The five letter F word

It’s not a swear word but it’s something to swear by. The five letter F word that I’m referring to is ‘Focus’. Get it, keep it, preach it!

Your business can have the best product or service but without focus it will struggle. We live in a world where everyone has an opinion, where there are more media options that ever before, and seemingly less time. So there’s a constant need to focus on focusing on your target market.

Don’t get distracted by the glitz and glamour, or the price, or how easy something is. If it doesn’t effectively and efficiently deliver to your target market, give it the six letter F word, ‘Forget’.

Here are a couple of practical examples of focus:

• Kitomba, sell software to the salon and spa market. A cool CRM product that among other things also benchmarks staff performance. Talking to the head of Kitomba, I was impressed with his focus on taking this product to other countries.
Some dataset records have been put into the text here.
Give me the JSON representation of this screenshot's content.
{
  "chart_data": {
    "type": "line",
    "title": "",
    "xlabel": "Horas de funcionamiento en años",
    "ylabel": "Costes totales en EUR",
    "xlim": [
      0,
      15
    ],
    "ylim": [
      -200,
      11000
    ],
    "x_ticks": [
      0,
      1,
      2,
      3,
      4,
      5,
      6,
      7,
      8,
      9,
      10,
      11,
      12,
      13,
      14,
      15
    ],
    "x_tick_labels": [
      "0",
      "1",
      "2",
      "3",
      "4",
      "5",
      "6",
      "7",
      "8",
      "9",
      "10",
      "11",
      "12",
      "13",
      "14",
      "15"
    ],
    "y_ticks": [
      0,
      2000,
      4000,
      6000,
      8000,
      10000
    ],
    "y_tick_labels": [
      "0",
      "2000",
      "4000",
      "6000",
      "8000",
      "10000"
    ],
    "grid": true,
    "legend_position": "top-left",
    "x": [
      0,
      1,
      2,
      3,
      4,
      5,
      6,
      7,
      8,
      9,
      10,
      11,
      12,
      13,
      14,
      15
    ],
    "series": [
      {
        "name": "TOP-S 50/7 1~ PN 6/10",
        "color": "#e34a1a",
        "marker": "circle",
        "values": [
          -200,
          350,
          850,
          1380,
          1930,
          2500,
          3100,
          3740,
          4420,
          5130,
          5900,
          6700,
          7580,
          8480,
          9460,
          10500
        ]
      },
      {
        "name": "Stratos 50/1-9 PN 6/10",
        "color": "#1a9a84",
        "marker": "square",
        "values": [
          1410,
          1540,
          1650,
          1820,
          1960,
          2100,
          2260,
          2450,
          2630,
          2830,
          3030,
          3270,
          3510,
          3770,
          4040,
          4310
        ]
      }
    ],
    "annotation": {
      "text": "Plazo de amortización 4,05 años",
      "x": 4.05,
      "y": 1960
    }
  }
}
Some might take the opportunity to reskin the product and sell it into other service industries involving regular repeat business

• The arborist in our area sponsors the local school gala. Not a big thing and in many respects it’s quite logical. The gala day is a huge event for the community where not only those involved in the school but others come along to mix, mingle and support the school. So the arborist’s support is well noticed by locals who use his services.

Some products/services have a more defined target market so are easier to maintain customer focus e.g Tinkture (tattoo aftercare product). Whereas others are quite broad e.g. credit cards, utilities, financial services.

Even for those that have a broader customer base there is still the benefit of focusing. Focus on your loyal customers to understand what they like about you. Focus on your not so loyal customers to learn what could be improved. Focus again on certain demographics such as age, gender, income, and also regions, products, channel success.

Prioritise so that you focus on what’s important for your customers. If you don’t someone else will.

Go 2 Market principle: Focus requires that you focus on your target market. Focus on that first, then on delivering what’s going to make a difference.